Oleh: Dr. Teuku Muttaqin Mansur, M.H.

(Direktur Geuthee Institute)

 

Banyak pendapat muncul terkait makna filosofis dari hadih maja Aceh:

ADAT BAK POTEUMEUREUHOM

HUKOM BAK SYIAH KUALA

KANUN BAK PUTROE PHANG

REUSAM BAK LAKSAMANA.

Namun, makna resmi pernah disepakati oleh para Pemangku Adat di Aceh yang dituangkan dalam keputusan Rapat Kerja Lembaga Adat Kebudayaan Aceh (LAKA, sekarang berganti nama menjadi Majelis Adat Aceh, MAA) di Banda Aceh pada 8-11 Oktober 1990.

Keputusan tersebut menyebutkan, hadih maja mengandung 3 (tiga) makna, yaitu:

  1. Mengandung makna simbolis: sebagai Politik Pemerintahan- perlambang pembagian kekuasaan (Eksekutif, Legislatif dan Yudikatif, serta lambang kearifan dan kebijaksanaan).
  2. Mengandung makna dalam nama-nama yang tersebut dalam hadih maja, yaitu:
    • Poteumeureuhom, bermakna pemegang kekuasaan Eksekutif dan kebesaran tanah Aceh.
    • Syiah Kuala, bermakna ulama sebagai pemegang yudikatif.
    • Putroe Phang, bermakna cendekiawan-Legislatif.
    • Laksamana, bermakna keperkasaan dan kearifan dalam keragaman adat kebiasaan yang terdapat dalam masyarakat.
  3. Mengandung makna produk adat yang terdiri dari 4 macam:
  • Adat Mahkota (Adat Meukuta Alam), adalah produk adat yang berlaku umum untuk seluruh masyarakat Aceh yang telah melalui proses inventarisasi adat reusam, penentuan peraturan pelaksanaan (Kanun).
  • Adat Tunah, produk adat yang telah ditentukan hukum Islam yang menjiwainya.
  • Adat Mahkamah, produk hukum yang diatur ketentuan pelaksanaannya (Kanun).
  • Adat Reusam, produk adat yang berupa berbagai keragaman adat yang terdapat dan berlaku di daerah setempat di seluruh Aceh.

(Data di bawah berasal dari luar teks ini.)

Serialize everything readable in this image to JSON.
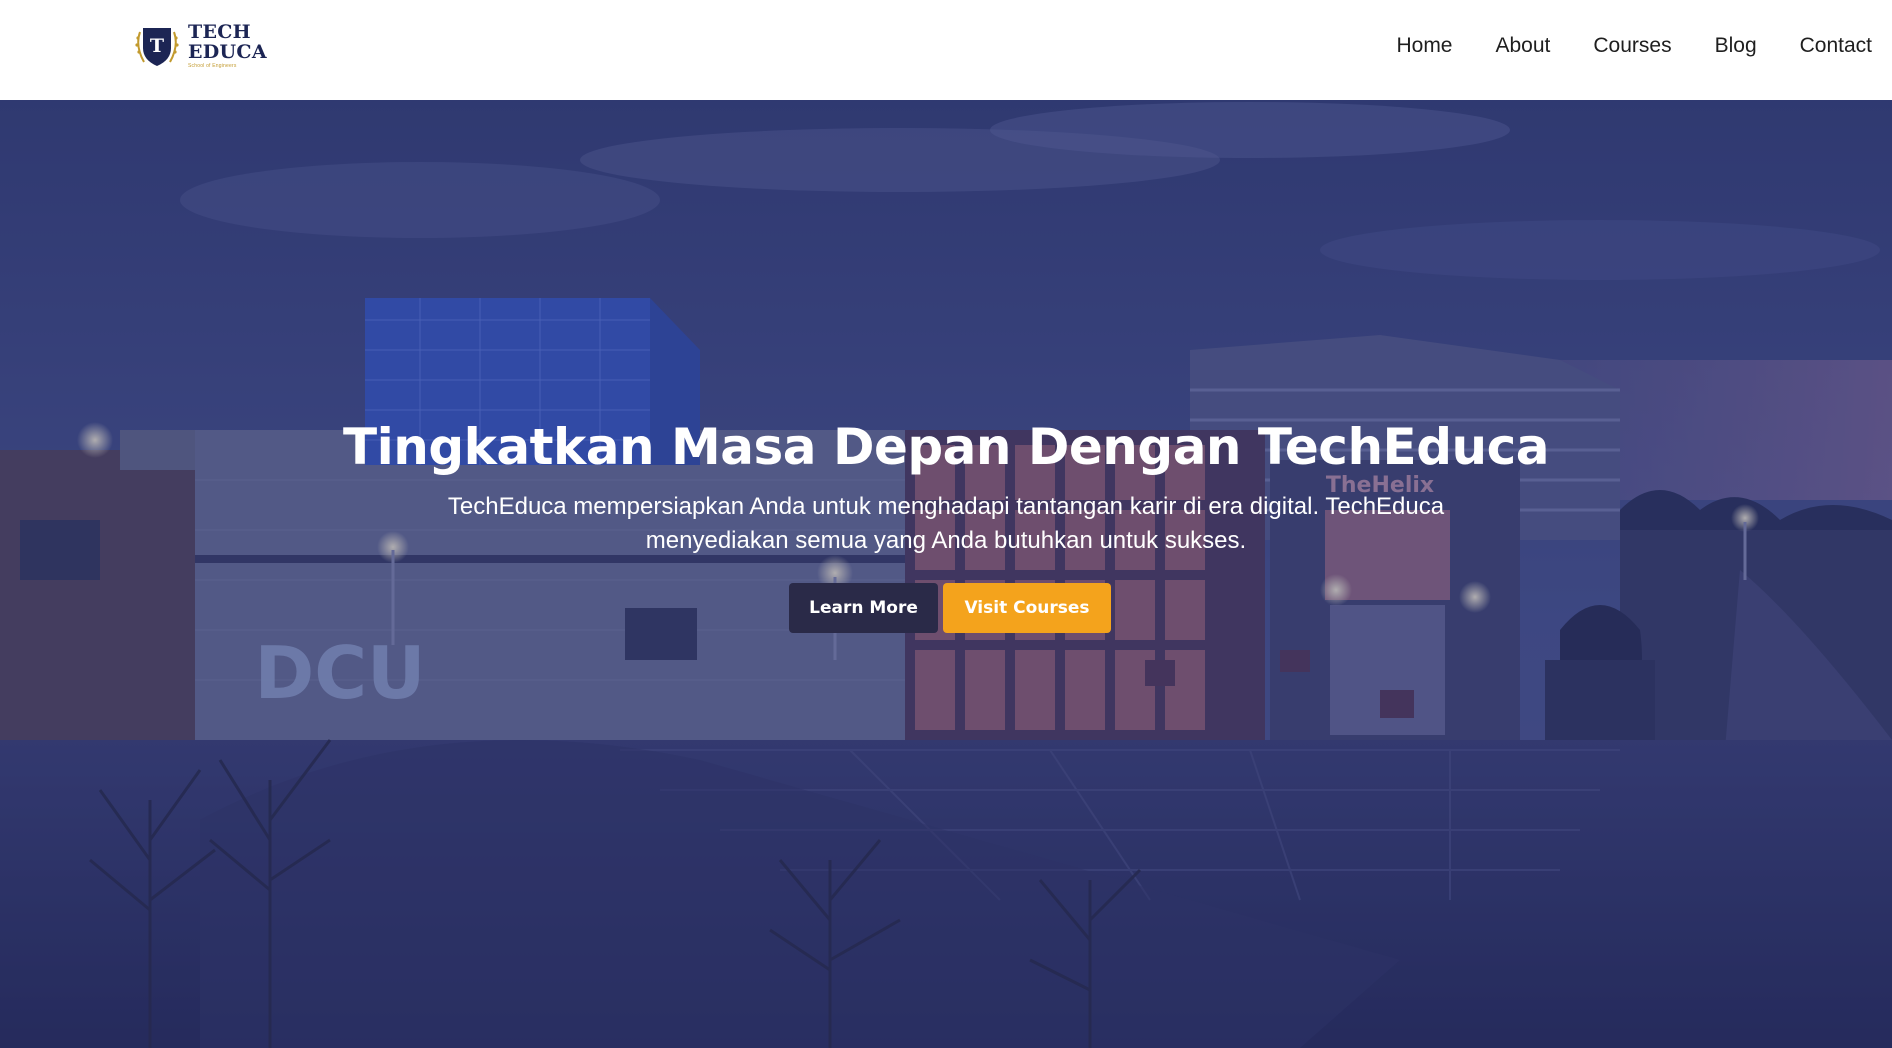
{
  "brand": {
    "line1": "TECH",
    "line2": "EDUCA",
    "tagline": "School of Engineers",
    "shield_letter": "T",
    "colors": {
      "navy": "#1c2554",
      "gold": "#c29a2e"
    }
  },
  "nav": {
    "items": [
      {
        "label": "Home"
      },
      {
        "label": "About"
      },
      {
        "label": "Courses"
      },
      {
        "label": "Blog"
      },
      {
        "label": "Contact"
      }
    ]
  },
  "hero": {
    "title": "Tingkatkan Masa Depan Dengan TechEduca",
    "description": "TechEduca mempersiapkan Anda untuk menghadapi tantangan karir di era digital. TechEduca menyediakan semua yang Anda butuhkan untuk sukses.",
    "primary_button": "Learn More",
    "secondary_button": "Visit Courses",
    "colors": {
      "primary_button": "#2a2a48",
      "secondary_button": "#f4a31c",
      "overlay": "#1e2464"
    }
  },
  "background": {
    "building_sign": "TheHelix",
    "campus_letters": "DCU"
  }
}
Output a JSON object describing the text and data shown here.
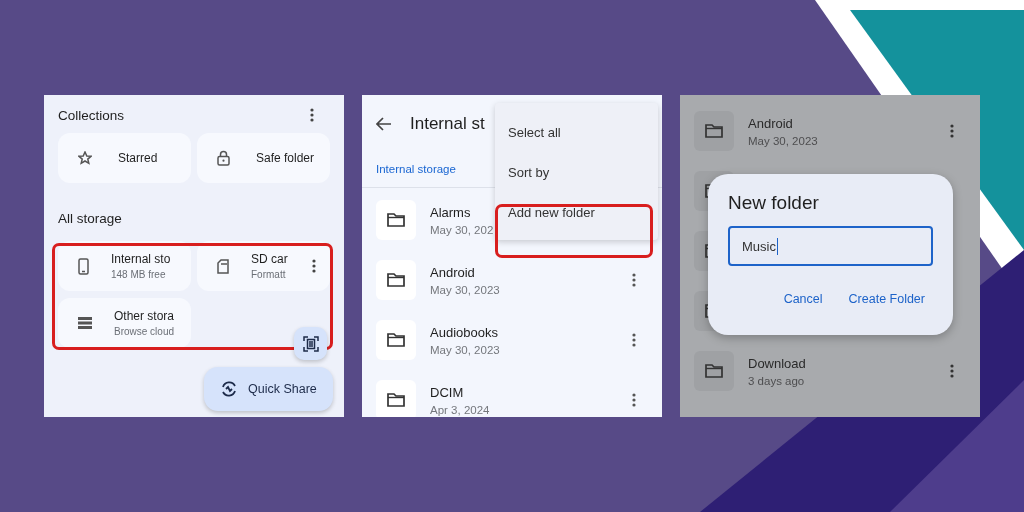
{
  "panels": [
    {
      "kind": "storage",
      "collections_title": "Collections",
      "collections": [
        {
          "label": "Starred"
        },
        {
          "label": "Safe folder"
        }
      ],
      "storage_title": "All storage",
      "storage": [
        {
          "label": "Internal sto",
          "detail": "148 MB free"
        },
        {
          "label": "SD car",
          "detail": "Formatt",
          "menu": true
        },
        {
          "label": "Other stora",
          "detail": "Browse cloud"
        }
      ],
      "highlighted": true,
      "fab_label": "Quick Share"
    },
    {
      "kind": "folder_list",
      "title": "Internal st",
      "breadcrumb": "Internal storage",
      "rows": [
        {
          "kind": "folder",
          "name": "Alarms",
          "date": "May 30, 202"
        },
        {
          "kind": "folder",
          "name": "Android",
          "date": "May 30, 2023",
          "menu": true
        },
        {
          "kind": "folder",
          "name": "Audiobooks",
          "date": "May 30, 2023",
          "menu": true
        },
        {
          "kind": "folder",
          "name": "DCIM",
          "date": "Apr 3, 2024",
          "menu": true
        }
      ],
      "menu": [
        {
          "label": "Select all",
          "highlighted": false
        },
        {
          "label": "Sort by",
          "highlighted": false
        },
        {
          "label": "Add new folder",
          "highlighted": true
        }
      ]
    },
    {
      "kind": "dialog",
      "rows": [
        {
          "kind": "folder",
          "name": "Android",
          "date": "May 30, 2023",
          "menu": true
        },
        {
          "kind": "covered"
        },
        {
          "kind": "covered"
        },
        {
          "kind": "covered"
        },
        {
          "kind": "folder",
          "name": "Download",
          "date": "3 days ago",
          "menu": true
        }
      ],
      "dialog": {
        "title": "New folder",
        "value": "Music",
        "buttons": [
          "Cancel",
          "Create Folder"
        ]
      }
    }
  ]
}
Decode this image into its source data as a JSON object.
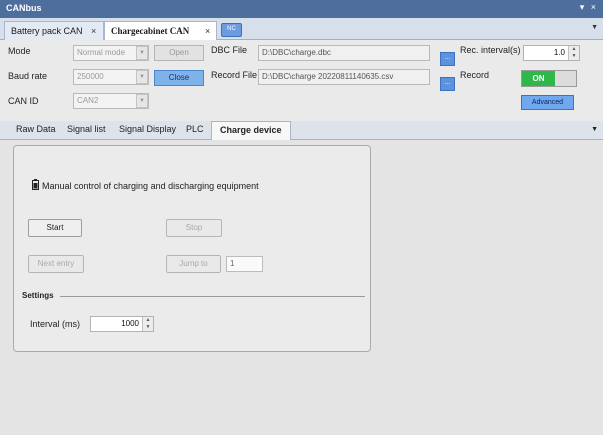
{
  "window": {
    "title": "CANbus",
    "controls": "▾ ×"
  },
  "doc_tabs": [
    {
      "label": "Battery pack CAN",
      "close": "×"
    },
    {
      "label": "Chargecabinet CAN",
      "close": "×"
    }
  ],
  "doc_tab_pill": "NC",
  "doc_tab_menu": "▼",
  "config": {
    "mode_label": "Mode",
    "mode_value": "Normal mode",
    "open_button": "Open",
    "baud_label": "Baud rate",
    "baud_value": "250000",
    "close_button": "Close",
    "canid_label": "CAN ID",
    "canid_value": "CAN2",
    "dbc_label": "DBC File",
    "dbc_value": "D:\\DBC\\charge.dbc",
    "record_file_label": "Record File",
    "record_file_value": "D:\\DBC\\charge 20220811140635.csv",
    "browse": "...",
    "rec_interval_label": "Rec. interval(s)",
    "rec_interval_value": "1.0",
    "record_label": "Record",
    "record_toggle": "ON",
    "advanced_button": "Advanced",
    "dropdown_glyph": "▼",
    "spin_up": "▲",
    "spin_down": "▼"
  },
  "func_tabs": [
    "Raw Data",
    "Signal list",
    "Signal Display",
    "PLC",
    "Charge device"
  ],
  "func_tab_menu": "▼",
  "charge_panel": {
    "heading": "Manual control of charging and discharging equipment",
    "start_button": "Start",
    "stop_button": "Stop",
    "next_entry_button": "Next entry",
    "jump_to_button": "Jump to",
    "jump_to_value": "1",
    "settings_label": "Settings",
    "interval_label": "Interval (ms)",
    "interval_value": "1000"
  }
}
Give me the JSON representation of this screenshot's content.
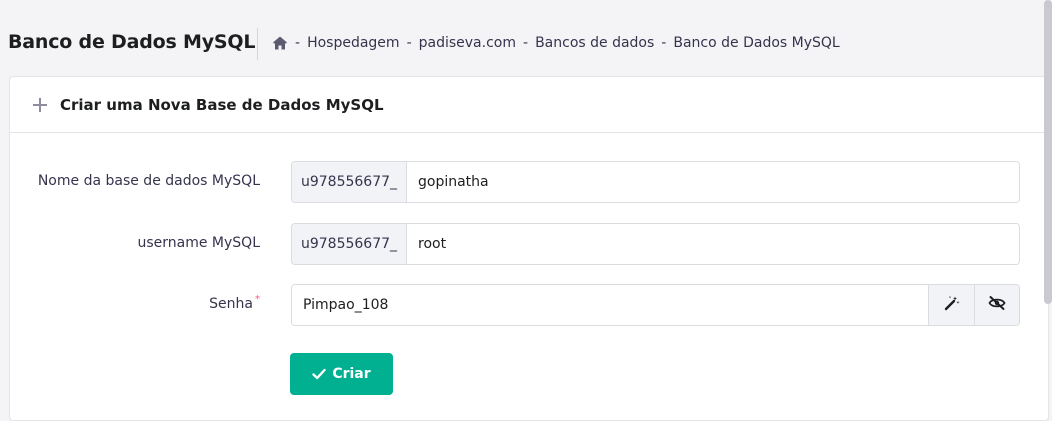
{
  "header": {
    "title": "Banco de Dados MySQL",
    "breadcrumb": {
      "home_icon": "home-icon",
      "separator": "-",
      "items": [
        "Hospedagem",
        "padiseva.com",
        "Bancos de dados",
        "Banco de Dados MySQL"
      ]
    }
  },
  "card": {
    "title": "Criar uma Nova Base de Dados MySQL",
    "icon": "plus-icon"
  },
  "form": {
    "database": {
      "label": "Nome da base de dados MySQL",
      "prefix": "u978556677_",
      "value": "gopinatha"
    },
    "username": {
      "label": "username MySQL",
      "prefix": "u978556677_",
      "value": "root"
    },
    "password": {
      "label": "Senha",
      "required_mark": "*",
      "value": "Pimpao_108",
      "generate_icon": "magic-wand-icon",
      "toggle_icon": "eye-slash-icon"
    },
    "submit_label": "Criar",
    "submit_icon": "check-icon"
  },
  "colors": {
    "accent": "#00b090",
    "required": "#fc5185",
    "title": "#1d1e20",
    "text": "#36344d"
  }
}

Dewasa ini, meskipun alam pikir manusia berubah ke arah pemikiran Barat seiring dengan perubahan zaman, namun hadih maja di atas tetap tertancap dalam sanubari dan masih dijadikan sebagai pedoman serta pandangan hidup  masyarakat Aceh. Wallahu’alam.